When I point out the hypocrisy of the world's Carrie Prejean's and Ted Haggard's and a million others, I want the response to be "Aw, well, perhaps we should realize that we're all human, that we make mistakes, and even that many of the things we hold as bad- like sex- are possibly natural and normal. Let's stop holding folks up to the limelight and demanding they live impossible lives, and instead let Jesus be the best representative of our religion.".
And I'm still completely naive, because that's never the response. It's always to condemn, to push down harder and try to find someone even squeakier clean (or sanitized and ready for media presentation, rather) to say that same thing until it all happens again.
I think I'm rambling, but yeah. I never know how to respond to these things, because I'm hoping for a revolution towards more liberal Christianity that isn't going to come ... #religion
@cand86: There is a sizable chunk of Christianity that is far more liberal, however, they are much less publicly vocal. (In part, because many of them don't see what's Christian about speaking out to condemn others.) #religion
@cand86: People who think everyone is doomed and sin-filled tend to be both way more judgmental and way more evangelical because, obviously, if you really believe unbelievers are going to burn in hell, you want to save your friends.
People who are more liberal in their beliefs (the primary aspect of which is *not* taking holy scriptures literally) have less reason to be judgy and less reason to try to save people's souls for eternity.
You're pretty much not going to find evangelicals getting more liberal en masse because in their view that is backsliding or losing faith or some other very bad thing, but you can find a different group of Christians who are more liberal.
@JennaW: my high school youth group leader warned me about going off to the private liberal arts college I attended, telling me that "we've had several good Christian kids go to that school, and not return to the church".
I remember thinking that if their faith couldn't stand up to a solid education in reason and logic, then I should be more fearful of staying in the church than leaving for school.
There is no room for learning and growing or applying new ideas within the evangelical faith. Anything beyond the literal word of the Bible (of course, only the verses they like), is a one-way highway to hell. #religion
The bigger issue, imo, is that now the conservative evangelical Christian community has come to represent the "Christian community" at large. What about all the liberal and moderate Christians out there? Why have we let the idea of what is Christian fall to the bigots (especially since the liberal/moderate churches tend to put more of a value on Biblical scholarship anyway, so they might actually have a better grasp on the Bible and Christian doctrine?)
The fact that Carrie Prejean attempts to speak for evangelical Christianity when she isn't such a great representative is a minor problem compared to the fact that she takes that further and attempts to speak for ALL Christians, when there are plenty of Christians (like my dad, who is a pastor and has a Ph.D. in Christian theology) who are supportive of gay marriage and reproductive rights, and appalled by Sarah Palin. Oh, and who also realize they're not a persecuted minority in this country and who take responsibility for their own actions rather than cry "religious discrimination!" every time someone looks at them funny.

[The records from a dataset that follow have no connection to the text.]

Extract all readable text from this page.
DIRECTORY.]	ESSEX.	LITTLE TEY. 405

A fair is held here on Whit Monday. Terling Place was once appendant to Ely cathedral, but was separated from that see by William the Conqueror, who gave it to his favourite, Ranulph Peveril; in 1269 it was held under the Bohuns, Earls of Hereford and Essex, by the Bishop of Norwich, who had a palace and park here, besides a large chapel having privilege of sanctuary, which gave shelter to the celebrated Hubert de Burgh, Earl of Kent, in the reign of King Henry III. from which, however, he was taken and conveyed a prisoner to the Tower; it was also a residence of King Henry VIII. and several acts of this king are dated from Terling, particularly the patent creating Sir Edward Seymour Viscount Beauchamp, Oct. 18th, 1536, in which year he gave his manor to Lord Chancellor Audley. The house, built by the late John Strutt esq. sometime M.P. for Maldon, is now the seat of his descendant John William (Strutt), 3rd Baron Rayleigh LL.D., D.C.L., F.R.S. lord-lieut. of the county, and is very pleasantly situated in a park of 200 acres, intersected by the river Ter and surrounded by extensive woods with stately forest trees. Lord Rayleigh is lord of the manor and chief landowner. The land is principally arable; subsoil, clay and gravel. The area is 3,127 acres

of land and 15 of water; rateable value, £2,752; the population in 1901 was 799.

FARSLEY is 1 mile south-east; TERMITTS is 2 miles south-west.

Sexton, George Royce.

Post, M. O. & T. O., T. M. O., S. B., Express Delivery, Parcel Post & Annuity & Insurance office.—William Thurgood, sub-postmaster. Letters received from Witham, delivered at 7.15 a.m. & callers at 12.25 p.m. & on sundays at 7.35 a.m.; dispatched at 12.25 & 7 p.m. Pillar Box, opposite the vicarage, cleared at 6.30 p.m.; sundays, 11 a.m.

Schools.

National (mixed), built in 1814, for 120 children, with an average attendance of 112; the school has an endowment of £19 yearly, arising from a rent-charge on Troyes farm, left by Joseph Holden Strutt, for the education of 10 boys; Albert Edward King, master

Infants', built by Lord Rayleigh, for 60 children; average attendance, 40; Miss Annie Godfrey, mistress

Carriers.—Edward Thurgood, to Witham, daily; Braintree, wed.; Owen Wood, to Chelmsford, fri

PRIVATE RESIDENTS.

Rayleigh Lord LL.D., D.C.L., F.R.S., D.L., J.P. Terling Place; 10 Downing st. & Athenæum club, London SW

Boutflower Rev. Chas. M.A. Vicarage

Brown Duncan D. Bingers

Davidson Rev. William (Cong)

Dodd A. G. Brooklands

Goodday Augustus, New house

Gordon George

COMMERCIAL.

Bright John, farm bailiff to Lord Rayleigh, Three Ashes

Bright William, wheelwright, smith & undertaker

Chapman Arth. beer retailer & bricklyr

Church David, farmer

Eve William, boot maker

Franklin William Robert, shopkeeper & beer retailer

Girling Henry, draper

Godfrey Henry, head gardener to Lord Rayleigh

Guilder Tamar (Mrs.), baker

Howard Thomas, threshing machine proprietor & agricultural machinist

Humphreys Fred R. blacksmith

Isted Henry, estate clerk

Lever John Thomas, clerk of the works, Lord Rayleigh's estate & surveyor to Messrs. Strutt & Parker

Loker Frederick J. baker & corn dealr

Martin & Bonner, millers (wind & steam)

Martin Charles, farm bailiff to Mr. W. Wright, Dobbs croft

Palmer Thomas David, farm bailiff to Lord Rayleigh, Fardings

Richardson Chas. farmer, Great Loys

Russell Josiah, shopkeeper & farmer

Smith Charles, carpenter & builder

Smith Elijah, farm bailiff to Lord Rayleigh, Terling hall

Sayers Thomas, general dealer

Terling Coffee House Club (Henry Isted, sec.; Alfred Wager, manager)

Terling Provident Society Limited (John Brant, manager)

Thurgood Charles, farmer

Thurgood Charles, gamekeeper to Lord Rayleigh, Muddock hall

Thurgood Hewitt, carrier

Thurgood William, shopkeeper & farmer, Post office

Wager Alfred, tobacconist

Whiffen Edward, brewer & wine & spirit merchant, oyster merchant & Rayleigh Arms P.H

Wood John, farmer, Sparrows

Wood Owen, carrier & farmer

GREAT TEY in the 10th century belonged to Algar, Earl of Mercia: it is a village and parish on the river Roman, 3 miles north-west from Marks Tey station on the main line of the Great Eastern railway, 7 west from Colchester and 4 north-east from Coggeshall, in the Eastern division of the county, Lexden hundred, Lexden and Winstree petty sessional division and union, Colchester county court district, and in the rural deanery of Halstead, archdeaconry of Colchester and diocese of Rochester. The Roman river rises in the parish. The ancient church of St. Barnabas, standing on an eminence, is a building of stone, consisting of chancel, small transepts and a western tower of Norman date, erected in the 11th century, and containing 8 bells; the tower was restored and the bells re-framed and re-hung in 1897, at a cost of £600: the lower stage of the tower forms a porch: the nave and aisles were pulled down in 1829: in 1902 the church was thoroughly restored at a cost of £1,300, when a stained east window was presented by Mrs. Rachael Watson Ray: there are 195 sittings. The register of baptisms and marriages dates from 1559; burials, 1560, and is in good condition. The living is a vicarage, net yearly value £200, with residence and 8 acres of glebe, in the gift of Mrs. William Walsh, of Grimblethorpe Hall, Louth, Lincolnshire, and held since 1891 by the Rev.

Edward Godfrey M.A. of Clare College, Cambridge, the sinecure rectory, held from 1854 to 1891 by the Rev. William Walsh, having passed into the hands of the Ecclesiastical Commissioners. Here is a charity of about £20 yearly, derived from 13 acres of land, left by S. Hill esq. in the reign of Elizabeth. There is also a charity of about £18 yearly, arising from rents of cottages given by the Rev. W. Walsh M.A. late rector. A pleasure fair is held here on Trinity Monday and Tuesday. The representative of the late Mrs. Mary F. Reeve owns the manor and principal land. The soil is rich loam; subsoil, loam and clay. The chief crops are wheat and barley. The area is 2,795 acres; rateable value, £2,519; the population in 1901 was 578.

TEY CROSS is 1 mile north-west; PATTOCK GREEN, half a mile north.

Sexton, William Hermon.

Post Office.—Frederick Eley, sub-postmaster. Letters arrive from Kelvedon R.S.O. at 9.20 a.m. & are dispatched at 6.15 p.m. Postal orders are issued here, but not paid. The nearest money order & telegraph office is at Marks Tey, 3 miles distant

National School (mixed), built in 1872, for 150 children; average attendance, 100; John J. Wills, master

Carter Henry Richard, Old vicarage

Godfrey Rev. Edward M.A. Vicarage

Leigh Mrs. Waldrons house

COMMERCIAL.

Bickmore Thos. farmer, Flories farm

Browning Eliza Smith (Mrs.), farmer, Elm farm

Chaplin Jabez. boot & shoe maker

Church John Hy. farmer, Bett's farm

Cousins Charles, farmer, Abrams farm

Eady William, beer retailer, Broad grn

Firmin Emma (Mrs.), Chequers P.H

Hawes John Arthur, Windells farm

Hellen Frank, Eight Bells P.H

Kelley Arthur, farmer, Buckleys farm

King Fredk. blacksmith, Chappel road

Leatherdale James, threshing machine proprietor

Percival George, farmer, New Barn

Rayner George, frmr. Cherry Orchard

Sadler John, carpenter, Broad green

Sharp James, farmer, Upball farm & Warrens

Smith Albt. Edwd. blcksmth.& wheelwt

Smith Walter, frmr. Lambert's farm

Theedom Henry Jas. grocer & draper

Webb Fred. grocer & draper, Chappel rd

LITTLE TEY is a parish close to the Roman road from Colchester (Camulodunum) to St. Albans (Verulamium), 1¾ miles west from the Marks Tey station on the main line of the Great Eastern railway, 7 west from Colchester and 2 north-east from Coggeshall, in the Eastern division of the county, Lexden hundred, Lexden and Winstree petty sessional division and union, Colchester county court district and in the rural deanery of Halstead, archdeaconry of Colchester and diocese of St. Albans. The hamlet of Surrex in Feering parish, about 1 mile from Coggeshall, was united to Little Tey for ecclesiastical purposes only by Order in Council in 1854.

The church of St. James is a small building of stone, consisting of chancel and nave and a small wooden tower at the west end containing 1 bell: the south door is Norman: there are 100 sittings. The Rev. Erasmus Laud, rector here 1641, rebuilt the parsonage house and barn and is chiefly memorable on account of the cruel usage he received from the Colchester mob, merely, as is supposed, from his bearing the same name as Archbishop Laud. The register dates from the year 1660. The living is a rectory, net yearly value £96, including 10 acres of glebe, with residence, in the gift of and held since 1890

Since Christianity Today is a pretty conservative publication, it would be interesting to compare the comments here with ones on a similar article by, say, the Christian Century or Sojourners (though that'll be the day when either of those magazines decides to run an interview with Prejean). Only then would you maybe get a true snapshot of the "Christian community."
@Erda: ". Oh, and who also realize they're not a persecuted minority in this country and who take responsibility for their own actions rather than cry "religious discrimination!" every time someone looks at them funny. "
My mom, who isn't even an active christian said to me one day "You know, christians are the only groups its ok the discriminate against these days. In fact, for liberals, its encouraged." She didn't use to be like this. She used to just be a normal conservative, but shes been all foxized and thinks that white christian businessmen are the most oppressed people in the nation. #religion
@KATE!: And usually when people talk about others taking aim at "Christians," it's really just them taking shots at Christian bigotry. The Christians you see caricatured on TV are the hoity-toity, holier-than-thou ones. They're not meant to represent Christianity as a whole rather than just a specific set of Christians who actively oppress other people.
And I think that's a group of people who could use a lot MORE criticism.
if there is a higher being, i hope it is nothing like the Bible says because that would prove that God/Jehovah/whatever's powers are within the realm of our understanding. yes, us humans, who supposedly use no more than 10 percent of the brain.
The funny thing is, as a Christian I agree with her statement: "No one's perfect; Christians are especially not perfect. It's funny-there are people who think Christians are perfect or are holy people who go around judging everybody, but [it's] actually the complete opposite. We love one another, we don't always love the sin but we love the sinner." I take lots of issue with her and am dying to throw some Bible verses at the "no gay friends" person who apparently didn't notice that Jesus wasn't friends with the most savory of characters and who I think totally misinterprets the unequally yoked verse...*inhale* Sorry.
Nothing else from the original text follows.